My wife and I recently celebrated our wedding anniversary—it was a “big” one, one of those that almost takes your breath away thinking about how rich your life together has been.
If someone had asked on my wedding day if I thought I’d still be alive and married this many years hence, I’m sure that I would have expressed confidence, likely strong confidence, in both outcomes. However, if someone on that same day had asked me to guess then where I would be living now, what I would be doing for a living, or what my income would be (or need to be)—well, my responses would likely have been much less certain—and trust me, I would have been… wrong.
Not that there haven’t been bumps along the road—life is a series of zig-zags, after all—and no matter how carefully you try to plan—well, life is what happens to you while you’re making other plans, right? There was the wedding limo with faulty air conditioning on the hottest July day in history, the flat tire in the middle of nowhere with a packed family van (not the best time or place to learn where the “new” jack was located), the emergency appendectomy of a child halfway across the world (not to mention that of another child several hundred miles away at college), the cross-country trip where the rental vehicle had been chosen with an eye toward the size of the family—without taking into account the luggage said family would require for that trip, the “discovery” while trying to rush for a late flight that (apparently) my son’s relatively common name had flagged him for special scrutiny by TSA—and the night spent sleeping in the family van near the Grand Canyon because—sometimes and someplaces you really can’t find a hotel room at the very last minute without a reservation.
As uncertain as life’s paths can be, there is at least some rational science to retirement planning, but even then there’s the unknown as to the “when” you’ll retire, the how much you’ll want—or need—not to mention the “what” you’ll need/want to be able to afford once you’ve crossed that threshold.
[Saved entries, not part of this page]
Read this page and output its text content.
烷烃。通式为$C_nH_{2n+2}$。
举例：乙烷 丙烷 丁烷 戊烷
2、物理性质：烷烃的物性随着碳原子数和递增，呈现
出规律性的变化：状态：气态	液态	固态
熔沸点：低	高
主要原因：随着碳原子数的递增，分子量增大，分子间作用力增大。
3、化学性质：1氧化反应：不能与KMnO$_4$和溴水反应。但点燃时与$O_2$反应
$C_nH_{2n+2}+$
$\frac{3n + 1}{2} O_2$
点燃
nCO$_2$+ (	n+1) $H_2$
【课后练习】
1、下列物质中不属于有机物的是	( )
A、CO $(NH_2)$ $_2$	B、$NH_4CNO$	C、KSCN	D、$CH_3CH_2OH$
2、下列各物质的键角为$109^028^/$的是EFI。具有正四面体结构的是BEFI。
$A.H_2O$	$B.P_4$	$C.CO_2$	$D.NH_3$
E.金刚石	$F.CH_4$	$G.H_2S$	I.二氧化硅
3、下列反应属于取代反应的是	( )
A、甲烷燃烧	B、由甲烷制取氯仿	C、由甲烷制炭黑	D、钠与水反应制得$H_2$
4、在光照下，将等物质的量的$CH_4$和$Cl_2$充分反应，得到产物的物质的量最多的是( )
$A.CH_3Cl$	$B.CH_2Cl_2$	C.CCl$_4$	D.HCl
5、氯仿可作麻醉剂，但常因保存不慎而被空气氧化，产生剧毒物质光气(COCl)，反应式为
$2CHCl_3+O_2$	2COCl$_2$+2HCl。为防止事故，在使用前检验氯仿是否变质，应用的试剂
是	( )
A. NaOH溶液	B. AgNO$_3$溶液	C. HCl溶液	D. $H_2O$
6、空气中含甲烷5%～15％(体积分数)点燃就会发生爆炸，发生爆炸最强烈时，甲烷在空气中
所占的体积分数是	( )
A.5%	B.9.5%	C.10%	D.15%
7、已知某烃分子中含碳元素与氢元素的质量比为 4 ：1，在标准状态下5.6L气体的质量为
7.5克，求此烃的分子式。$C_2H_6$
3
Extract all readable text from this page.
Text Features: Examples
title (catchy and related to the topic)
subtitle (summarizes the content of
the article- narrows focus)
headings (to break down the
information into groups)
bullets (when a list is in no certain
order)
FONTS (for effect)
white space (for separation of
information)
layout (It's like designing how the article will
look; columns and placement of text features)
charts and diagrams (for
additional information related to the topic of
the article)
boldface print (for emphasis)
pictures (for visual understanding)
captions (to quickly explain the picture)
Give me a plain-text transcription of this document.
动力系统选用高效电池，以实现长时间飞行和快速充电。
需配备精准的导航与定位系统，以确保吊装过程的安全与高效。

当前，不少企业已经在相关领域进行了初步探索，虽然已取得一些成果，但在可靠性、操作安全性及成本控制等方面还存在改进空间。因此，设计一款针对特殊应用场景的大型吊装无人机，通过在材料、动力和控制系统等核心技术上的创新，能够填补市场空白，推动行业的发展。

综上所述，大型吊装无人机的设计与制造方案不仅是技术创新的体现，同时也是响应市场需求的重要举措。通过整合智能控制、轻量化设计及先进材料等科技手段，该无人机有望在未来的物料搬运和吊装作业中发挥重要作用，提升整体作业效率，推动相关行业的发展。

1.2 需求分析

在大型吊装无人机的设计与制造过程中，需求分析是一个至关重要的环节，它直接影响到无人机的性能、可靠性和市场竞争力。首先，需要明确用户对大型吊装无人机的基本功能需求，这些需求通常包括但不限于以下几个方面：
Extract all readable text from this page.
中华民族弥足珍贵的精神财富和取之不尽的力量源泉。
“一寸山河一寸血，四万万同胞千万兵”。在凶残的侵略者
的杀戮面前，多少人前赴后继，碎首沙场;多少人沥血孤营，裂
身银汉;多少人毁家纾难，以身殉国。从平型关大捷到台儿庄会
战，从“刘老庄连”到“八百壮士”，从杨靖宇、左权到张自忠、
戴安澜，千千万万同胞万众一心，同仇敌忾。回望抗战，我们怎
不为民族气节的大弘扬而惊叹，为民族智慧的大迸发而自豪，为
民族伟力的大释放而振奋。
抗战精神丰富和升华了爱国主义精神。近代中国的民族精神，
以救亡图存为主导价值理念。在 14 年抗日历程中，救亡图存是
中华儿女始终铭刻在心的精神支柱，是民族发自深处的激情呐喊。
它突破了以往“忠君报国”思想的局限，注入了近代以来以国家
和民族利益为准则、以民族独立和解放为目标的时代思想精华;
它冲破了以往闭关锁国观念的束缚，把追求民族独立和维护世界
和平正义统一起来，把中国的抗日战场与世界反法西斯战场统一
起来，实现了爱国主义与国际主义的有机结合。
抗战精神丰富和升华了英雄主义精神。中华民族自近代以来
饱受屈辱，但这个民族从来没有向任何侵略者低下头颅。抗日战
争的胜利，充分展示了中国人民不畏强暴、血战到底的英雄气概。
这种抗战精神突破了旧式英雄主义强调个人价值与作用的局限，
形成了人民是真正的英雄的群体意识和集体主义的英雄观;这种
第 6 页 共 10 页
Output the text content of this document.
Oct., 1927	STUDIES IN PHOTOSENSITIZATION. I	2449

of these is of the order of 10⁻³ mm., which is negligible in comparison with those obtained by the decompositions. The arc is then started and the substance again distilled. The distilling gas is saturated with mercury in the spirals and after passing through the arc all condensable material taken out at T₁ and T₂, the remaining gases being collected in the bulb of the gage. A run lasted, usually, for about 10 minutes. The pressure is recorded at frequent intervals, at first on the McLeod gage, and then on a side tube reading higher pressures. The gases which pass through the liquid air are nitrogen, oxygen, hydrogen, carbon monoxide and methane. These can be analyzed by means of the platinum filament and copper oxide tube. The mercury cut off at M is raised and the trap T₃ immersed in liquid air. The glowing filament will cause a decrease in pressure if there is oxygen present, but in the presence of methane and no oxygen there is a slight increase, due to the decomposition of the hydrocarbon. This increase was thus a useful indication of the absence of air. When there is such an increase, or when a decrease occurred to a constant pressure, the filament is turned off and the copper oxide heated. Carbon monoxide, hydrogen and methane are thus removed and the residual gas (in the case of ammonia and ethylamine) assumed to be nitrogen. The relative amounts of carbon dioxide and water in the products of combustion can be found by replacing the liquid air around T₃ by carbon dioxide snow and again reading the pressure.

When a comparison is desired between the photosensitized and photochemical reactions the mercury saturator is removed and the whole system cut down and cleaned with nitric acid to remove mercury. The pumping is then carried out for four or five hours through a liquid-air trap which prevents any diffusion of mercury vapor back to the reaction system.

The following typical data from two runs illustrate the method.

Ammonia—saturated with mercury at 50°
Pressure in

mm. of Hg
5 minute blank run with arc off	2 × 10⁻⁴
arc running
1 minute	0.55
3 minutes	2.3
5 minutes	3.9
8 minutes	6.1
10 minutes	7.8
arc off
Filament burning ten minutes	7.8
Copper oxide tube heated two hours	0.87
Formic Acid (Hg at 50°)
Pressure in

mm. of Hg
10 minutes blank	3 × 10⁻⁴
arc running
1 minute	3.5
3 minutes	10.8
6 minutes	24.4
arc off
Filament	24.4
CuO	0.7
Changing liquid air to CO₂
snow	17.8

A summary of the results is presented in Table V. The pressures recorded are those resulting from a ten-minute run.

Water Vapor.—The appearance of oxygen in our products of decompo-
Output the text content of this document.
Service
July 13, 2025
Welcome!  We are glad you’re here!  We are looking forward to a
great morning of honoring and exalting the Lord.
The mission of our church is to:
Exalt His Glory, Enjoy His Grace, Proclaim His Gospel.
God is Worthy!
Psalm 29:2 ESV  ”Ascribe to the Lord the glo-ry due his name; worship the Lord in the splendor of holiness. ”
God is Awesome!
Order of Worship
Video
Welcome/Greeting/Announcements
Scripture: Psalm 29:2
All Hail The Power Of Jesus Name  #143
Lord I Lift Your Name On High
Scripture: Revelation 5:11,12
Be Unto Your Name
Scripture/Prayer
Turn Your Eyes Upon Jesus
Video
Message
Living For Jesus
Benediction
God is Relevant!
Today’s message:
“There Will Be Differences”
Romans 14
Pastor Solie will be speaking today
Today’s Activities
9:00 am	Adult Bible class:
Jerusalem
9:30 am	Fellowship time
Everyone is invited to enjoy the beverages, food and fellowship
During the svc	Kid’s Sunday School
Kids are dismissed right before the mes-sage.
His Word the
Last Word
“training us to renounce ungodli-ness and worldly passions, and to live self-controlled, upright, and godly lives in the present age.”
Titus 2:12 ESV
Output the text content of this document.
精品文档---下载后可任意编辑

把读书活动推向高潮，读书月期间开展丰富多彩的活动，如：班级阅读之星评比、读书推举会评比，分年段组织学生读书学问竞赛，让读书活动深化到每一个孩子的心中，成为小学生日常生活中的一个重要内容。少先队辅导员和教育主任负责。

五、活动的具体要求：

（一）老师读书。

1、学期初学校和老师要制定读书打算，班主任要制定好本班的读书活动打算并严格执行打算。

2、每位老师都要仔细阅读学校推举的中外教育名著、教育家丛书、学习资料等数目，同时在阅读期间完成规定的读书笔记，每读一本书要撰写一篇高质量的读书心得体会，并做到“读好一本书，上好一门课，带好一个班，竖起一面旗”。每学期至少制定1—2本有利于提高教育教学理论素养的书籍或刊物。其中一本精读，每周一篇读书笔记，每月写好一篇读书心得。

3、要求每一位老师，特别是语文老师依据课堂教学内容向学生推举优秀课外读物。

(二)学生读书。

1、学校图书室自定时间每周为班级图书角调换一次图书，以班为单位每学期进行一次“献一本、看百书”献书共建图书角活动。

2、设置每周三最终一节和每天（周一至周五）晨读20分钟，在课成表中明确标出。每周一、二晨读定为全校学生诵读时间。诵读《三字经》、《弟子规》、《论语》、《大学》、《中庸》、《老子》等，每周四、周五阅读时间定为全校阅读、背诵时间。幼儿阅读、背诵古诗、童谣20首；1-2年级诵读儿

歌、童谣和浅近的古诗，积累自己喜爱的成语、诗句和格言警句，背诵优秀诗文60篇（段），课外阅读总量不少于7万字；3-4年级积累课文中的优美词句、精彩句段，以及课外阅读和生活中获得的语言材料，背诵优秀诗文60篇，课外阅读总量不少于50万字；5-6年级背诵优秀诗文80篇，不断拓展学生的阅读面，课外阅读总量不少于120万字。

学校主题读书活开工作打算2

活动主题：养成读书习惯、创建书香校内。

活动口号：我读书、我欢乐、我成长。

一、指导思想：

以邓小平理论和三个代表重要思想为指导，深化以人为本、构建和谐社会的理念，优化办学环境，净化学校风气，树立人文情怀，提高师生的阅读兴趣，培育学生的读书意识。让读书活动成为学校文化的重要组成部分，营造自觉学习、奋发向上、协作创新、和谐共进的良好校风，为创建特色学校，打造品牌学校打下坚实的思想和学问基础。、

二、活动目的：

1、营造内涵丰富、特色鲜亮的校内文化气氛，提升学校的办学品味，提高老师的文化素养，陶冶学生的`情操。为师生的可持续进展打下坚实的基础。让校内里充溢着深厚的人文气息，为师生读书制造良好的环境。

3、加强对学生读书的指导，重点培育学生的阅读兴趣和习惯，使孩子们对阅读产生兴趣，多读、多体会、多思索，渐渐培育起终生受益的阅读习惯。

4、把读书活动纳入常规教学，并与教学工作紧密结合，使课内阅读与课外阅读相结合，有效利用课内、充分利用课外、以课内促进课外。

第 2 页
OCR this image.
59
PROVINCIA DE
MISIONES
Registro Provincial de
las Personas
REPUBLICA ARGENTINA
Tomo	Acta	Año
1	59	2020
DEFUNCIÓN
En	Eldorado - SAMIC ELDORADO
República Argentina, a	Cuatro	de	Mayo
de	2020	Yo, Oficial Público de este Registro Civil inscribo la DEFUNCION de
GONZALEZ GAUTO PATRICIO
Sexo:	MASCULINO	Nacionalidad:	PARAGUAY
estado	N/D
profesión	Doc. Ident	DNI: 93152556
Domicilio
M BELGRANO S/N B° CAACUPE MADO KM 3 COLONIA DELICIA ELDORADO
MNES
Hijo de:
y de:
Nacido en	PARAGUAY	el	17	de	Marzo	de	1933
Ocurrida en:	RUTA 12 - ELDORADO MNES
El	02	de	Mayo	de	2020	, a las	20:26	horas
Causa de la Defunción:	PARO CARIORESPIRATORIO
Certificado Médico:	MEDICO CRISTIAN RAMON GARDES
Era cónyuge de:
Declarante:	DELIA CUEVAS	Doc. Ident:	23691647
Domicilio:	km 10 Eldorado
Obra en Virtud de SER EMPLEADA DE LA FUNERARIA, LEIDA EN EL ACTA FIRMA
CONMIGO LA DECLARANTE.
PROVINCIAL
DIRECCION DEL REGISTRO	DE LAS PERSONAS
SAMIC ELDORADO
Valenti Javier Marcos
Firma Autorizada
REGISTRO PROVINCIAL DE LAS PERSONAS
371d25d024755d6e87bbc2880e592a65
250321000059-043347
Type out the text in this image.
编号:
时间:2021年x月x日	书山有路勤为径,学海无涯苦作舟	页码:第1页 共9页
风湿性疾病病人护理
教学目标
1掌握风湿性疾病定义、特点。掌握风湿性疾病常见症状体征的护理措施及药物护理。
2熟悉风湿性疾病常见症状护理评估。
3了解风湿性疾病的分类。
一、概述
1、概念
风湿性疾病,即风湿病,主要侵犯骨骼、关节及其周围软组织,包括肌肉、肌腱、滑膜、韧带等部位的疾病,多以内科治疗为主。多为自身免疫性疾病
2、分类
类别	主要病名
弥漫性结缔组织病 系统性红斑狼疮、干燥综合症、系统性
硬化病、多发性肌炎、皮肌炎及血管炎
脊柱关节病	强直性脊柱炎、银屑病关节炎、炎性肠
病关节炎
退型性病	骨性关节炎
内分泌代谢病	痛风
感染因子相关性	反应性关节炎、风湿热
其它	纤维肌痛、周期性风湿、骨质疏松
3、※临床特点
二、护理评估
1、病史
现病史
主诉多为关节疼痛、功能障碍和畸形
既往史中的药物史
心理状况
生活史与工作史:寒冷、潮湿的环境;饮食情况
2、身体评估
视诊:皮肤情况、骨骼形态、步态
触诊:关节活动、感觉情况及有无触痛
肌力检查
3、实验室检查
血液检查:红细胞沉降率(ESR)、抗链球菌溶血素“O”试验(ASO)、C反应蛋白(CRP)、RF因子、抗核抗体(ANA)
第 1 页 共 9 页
Not that there aren’t those kind of decisions throughout one’s career—but once that post-work threshold has been crossed—what we still tend to think of as “retirement” (though some might have another word for it these days)—well, it feels like one’s options are fewer, even if they needn’t be.“Disruptions” are the bane of a fixed income, of course. Just when you think you have it all balanced out, you have to spend (a lot) more for gasoline, pay a higher real estate tax bill, scrape up some money for a new prescription drug, deal with the financial consequences of an unexpected medical emergency. That—despite the experience of the past several months—this can happen at the same time that your investment portfolio is taking a sustained “hit,” or that you are told the house you are living in is worth a lot less than it was (on paper, anyway) a year ago—and all of a “sudden” inflation raises its ugly head—well, it all contributes to a sense of economic uncertainty.
Throw in the gyrations of a global pandemic that can impact not only your employment options, but your portfolio value, and your longevity… well, it’s an environment that can leave one feeling that the notion of living on a “fixed” income might not be up to the task over the next couple of decades—and with some justification.
It’s been said that the only sure things are death and taxes—but the lesson for those of us still drawing a paycheck—and planning for the time when we won’t—is the importance of preparing for that third “sure” thing: uncertainty.